While that offers some apparent benefits to end users (they don't for example, have to remember to type quotes around their attribute values), I harbor some reservations about whether or not this strategy will be a good thing for the broader markup community in the long run.

I suppose to the extent that HTML 5 is the one and only markup vocabulary that you will ever need, it'll be a good thing. And, you know, for a whole lot of people, that's probably the case.

Comments

Few will dispute that HTML5 will be adopted very differently than HTML. HTML was adopted by everyone at the same time because the W3 was the next big thing, browsers were crude and at first they all introduced their own "extensions". People (by which I mean me) authored HTML without even knowing what a doctype declaration was, and books that TAUGHT "web design" ignroed closing tags and semantics. That led people to author invalid documents in ignorance.
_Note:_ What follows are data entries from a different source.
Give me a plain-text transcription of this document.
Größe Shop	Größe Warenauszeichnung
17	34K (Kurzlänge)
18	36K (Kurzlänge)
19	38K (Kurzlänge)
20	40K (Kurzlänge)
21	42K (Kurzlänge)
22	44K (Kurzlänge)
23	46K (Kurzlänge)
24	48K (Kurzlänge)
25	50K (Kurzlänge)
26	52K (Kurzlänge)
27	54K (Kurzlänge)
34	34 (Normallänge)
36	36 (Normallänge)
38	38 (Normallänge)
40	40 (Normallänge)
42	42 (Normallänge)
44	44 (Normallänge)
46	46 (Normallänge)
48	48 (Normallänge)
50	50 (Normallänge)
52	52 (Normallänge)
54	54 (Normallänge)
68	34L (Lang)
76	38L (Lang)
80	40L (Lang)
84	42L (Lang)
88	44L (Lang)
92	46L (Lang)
When W3C recomends their next version of (x)HTML, regardless whether well-formed, valid XML is required, the early adopters will be the highly technical people who author compliant XML by habit. The plebs will probably never learn the intricacies of HTML5. For them, HTML4 is good enough, and besides that the trend has been for sites to provide their own bracket-based markup, along the lines of wiki markup or bbcode.

So I wouldn't worry about messy HTML5 polluting the web... even if it is technically allowed I don't think many will use it.